The GCD ultimately grew out of and drew inspiration from President Trump’s remarks to the 74th Session of the Assembly of the United Nations in September 2019, one year prior to Secretary of State Mike Pompeo’s formal introduction of the Declaration. “Americans will also never tire of defending innocent life,” Trump said in the address. “Global bureaucrats have absolutely no business attacking the sovereignty of nations that wish to protect innocent life. Like many nations here today, we in America believe that every child—born and unborn—is a sacred gift from God.”
That same week, Trump also took the significant step of convening an international religious liberty summit—the first of its kind for a UN “high-level week.” “The United States is founded on the principle that our rights do not come from government; they come from God,” Trump said at the summit. “Our Founders understood that no right is more fundamental to a peaceful, prosperous, and virtuous society than the right to follow one’s religious convictions.”
Following Biden’s abandonment of the Declaration in January, Valerie Huber—a chief architect of the GCD and former Trump administration official—has taken it upon herself to coordinate the initiative through her pro-life organization, the Institute for Women’s Health, for which she has served as President and CEO since August.
Thanks to Huber’s commitment to the protection of unborn life, in October, the Republic of Guatemala became the 35th signatory to the GCD. Upon joining the agreement this October, Guatemalan President Alejandro Giamattei signaled that the Declaration is “a clear message to the international community that there are many countries that recognize that there is a fundamental right—a human right—to life that must be guaranteed and defended.” He continued by saying, “Any claim that there is already an international consensus in favor of abortion, as some sadly allege, is totally false.” Abortion, Giamattei said, is the “denial of authentic human rights.” Weeks after signing the Declaration, he spoke at an event in Washington, D.C., where he vowed to make Guatemala the pro-life capital of Latin America.
Now, with the growing wave of elected conservative leaders in Latin American nations, perhaps the GCD could see even more signatories in the months and years ahead.
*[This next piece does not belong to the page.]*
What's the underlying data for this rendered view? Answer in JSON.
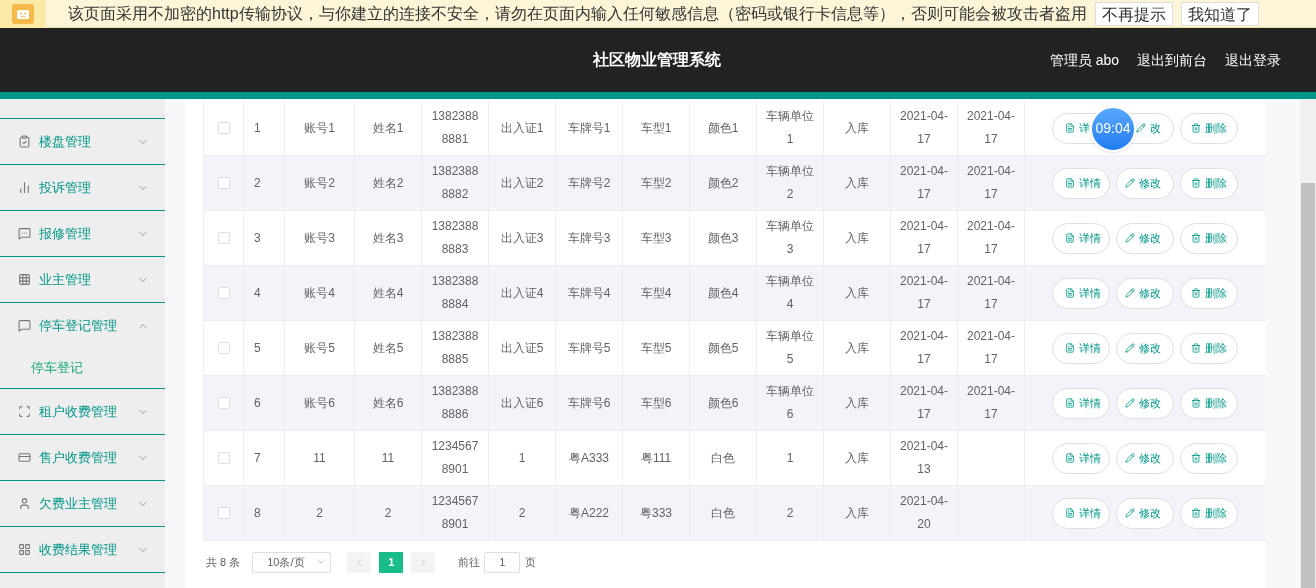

But regardless, the recent swath of Latin American leaders who are proudly embracing socially conservative policies is encouraging not only for the future of a reliably conservative international coalition, but also for the global protection of life in its most innocent form. It has become increasingly clear that pro-life advocates’ greatest line of defense against the international abortion industry—at least for the time being—is conservative governments like Guatemala in Latin America and elsewhere.
As the Biden administration continues to wage war on the unborn and promote its radical abortion-on-demand program in poor Latin American countries, pro-life activists have found a champion in Alejandro Giamattei (and others like him) for his firm and unwavering defense of unborn life.
Though the GCD may no longer be officially recognized by the U.S. government, it nonetheless continues to enjoy the support of pro-life governments and communities around the world. Even in the face of Biden’s pro-abortion administration, the pro-life movement has much to be grateful for this Christmas season and much to hope for in the year ahead.